Developers describe Elasticsearch as "Open Source, Distributed, RESTful Search Engine". Elasticsearch is a distributed, RESTful search and analytics engine capable of storing data and searching it in near real time. Elasticsearch, Kibana, Beats and Logstash are the Elastic Stack (sometimes called the ELK Stack). On the other hand, Found Elasticsearch is detailed as "Hosted Elasticsearch". Create your own fully managed and hosted Elasticsearch cluster. You get a dedicated cluster with reserved memory, giving you predictable performance. There are no arbitrary limits on how many indexes or documents you can store. Scale your clusters as and when needed, without any downtime.
Elasticsearch and Found Elasticsearch belong to "Search as a Service" category of the tech stack.
Some of the features offered by Elasticsearch are:
- Distributed and Highly Available Search Engine.
- Multi Tenant with Multi Types.
- Various set of APIs including RESTful
On the other hand, Found Elasticsearch provides the following key features:
- Hosted and managed: You get your own fully hosted and managed Elasticsearch cluster. No need to host and maintain your own costly search infrastructure.
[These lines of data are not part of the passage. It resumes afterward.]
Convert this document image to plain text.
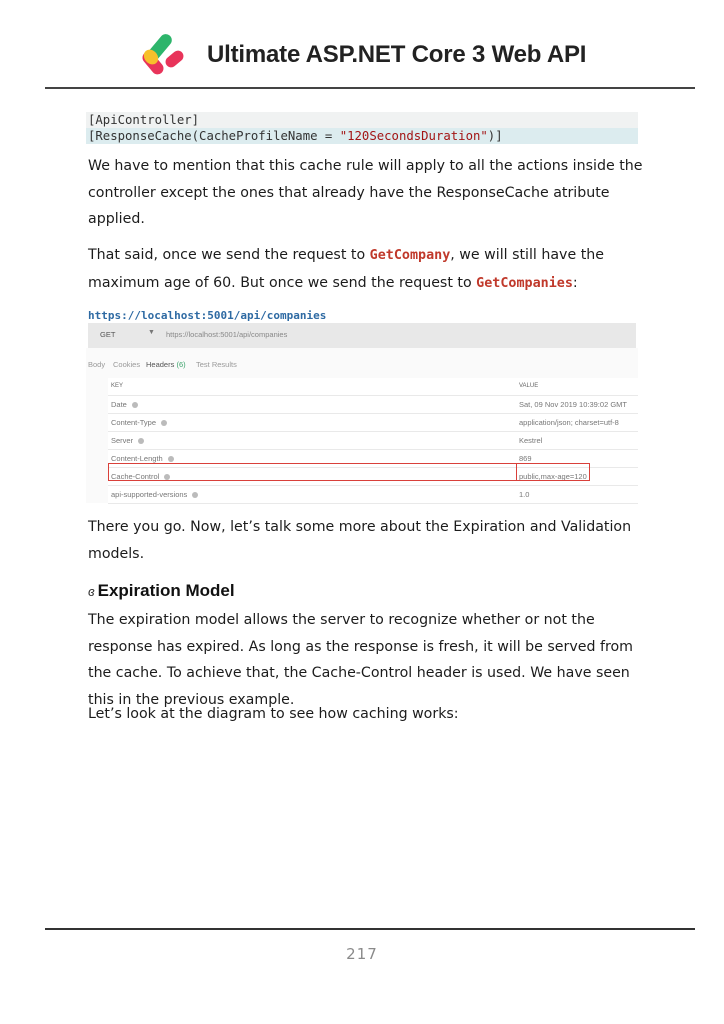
Ultimate ASP.NET Core 3 Web API
[ApiController]
[ResponseCache(CacheProfileName = "120SecondsDuration")]
We have to mention that this cache rule will apply to all the actions inside the controller except the ones that already have the ResponseCache atribute applied.
That said, once we send the request to GetCompany, we will still have the maximum age of 60. But once we send the request to GetCompanies:
https://localhost:5001/api/companies
GET	▼ https://localhost:5001/api/companies
Body Cookies Headers (6) Test Results
KEY	VALUE
Date	Sat, 09 Nov 2019 10:39:02 GMT
Content-Type	application/json; charset=utf-8
Server	Kestrel
Content-Length	869
Cache-Control	public,max-age=120
api-supported-versions	1.0
There you go. Now, let’s talk some more about the Expiration and Validation models.
ɞ Expiration Model
The expiration model allows the server to recognize whether or not the response has expired. As long as the response is fresh, it will be served from the cache. To achieve that, the Cache-Control header is used. We have seen this in the previous example.
Let’s look at the diagram to see how caching works:
217
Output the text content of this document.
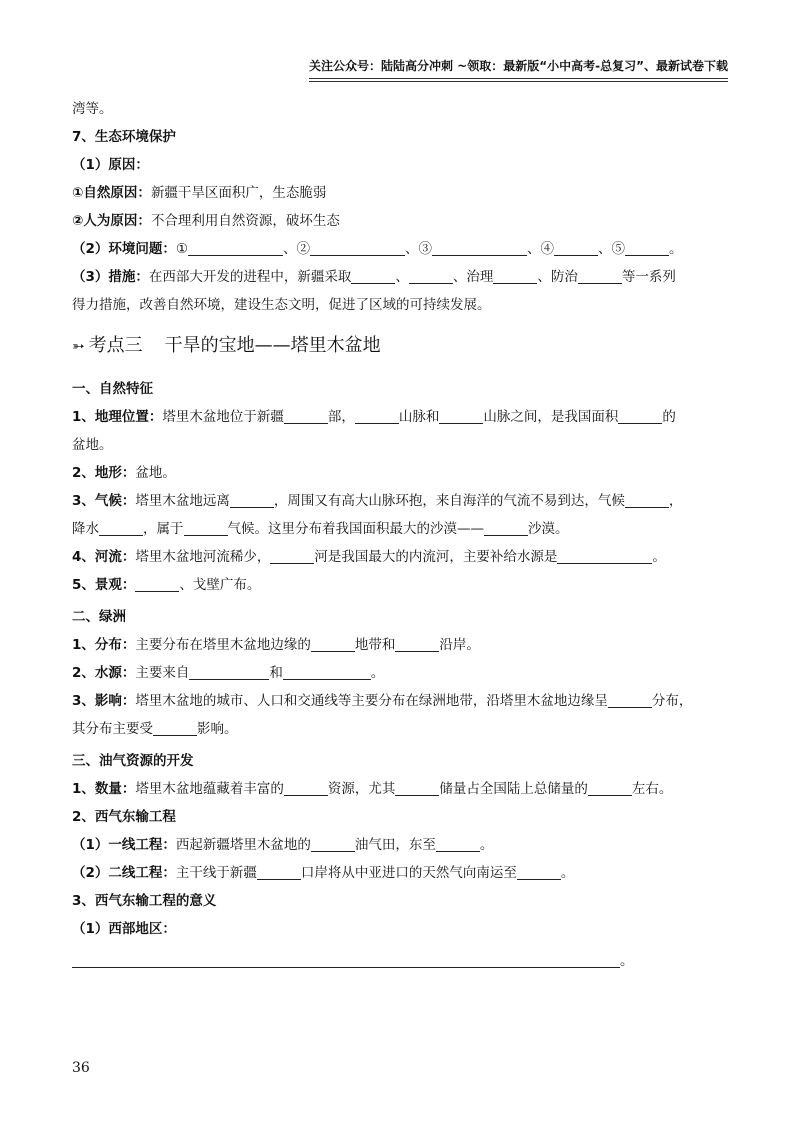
关注公众号：陆陆高分冲刺 ~领取：最新版“小中高考-总复习”、最新试卷下载

湾等。

7、生态环境保护

（1）原因：

①自然原因：新疆干旱区面积广，生态脆弱

②人为原因：不合理利用自然资源，破坏生态

（2）环境问题：①	、②	、③	、④	、⑤	。

（3）措施：在西部大开发的进程中，新疆采取	、	、治理	、防治	等一系列

得力措施，改善自然环境，建设生态文明，促进了区域的可持续发展。

➳ 考点三 干旱的宝地——塔里木盆地

一、自然特征

1、地理位置：塔里木盆地位于新疆	部，	山脉和	山脉之间，是我国面积	的

盆地。

2、地形：盆地。

3、气候：塔里木盆地远离	，周围又有高大山脉环抱，来自海洋的气流不易到达，气候	，

降水	，属于	气候。这里分布着我国面积最大的沙漠——	沙漠。

4、河流：塔里木盆地河流稀少，	河是我国最大的内流河，主要补给水源是	。

5、景观：	、戈壁广布。

二、绿洲

1、分布：主要分布在塔里木盆地边缘的	地带和	沿岸。

2、水源：主要来自	和	。

3、影响：塔里木盆地的城市、人口和交通线等主要分布在绿洲地带，沿塔里木盆地边缘呈	分布，

其分布主要受	影响。

三、油气资源的开发

1、数量：塔里木盆地蕴藏着丰富的	资源，尤其	储量占全国陆上总储量的	左右。

2、西气东输工程

（1）一线工程：西起新疆塔里木盆地的	油气田，东至	。

（2）二线工程：主干线于新疆	口岸将从中亚进口的天然气向南运至	。

3、西气东输工程的意义

（1）西部地区：

。

36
- Reserved Memory and storage: Your clusters get reserved memory and storage. No shared clusters and no arbitrary limits on how many indexes or documents you can store.
- Scalable and flexible: Start small, grow big. You can scale your cluster as and when needed, without any downtime. There are several Elasticsearch versions to choose from, and upgrading is easier than ever.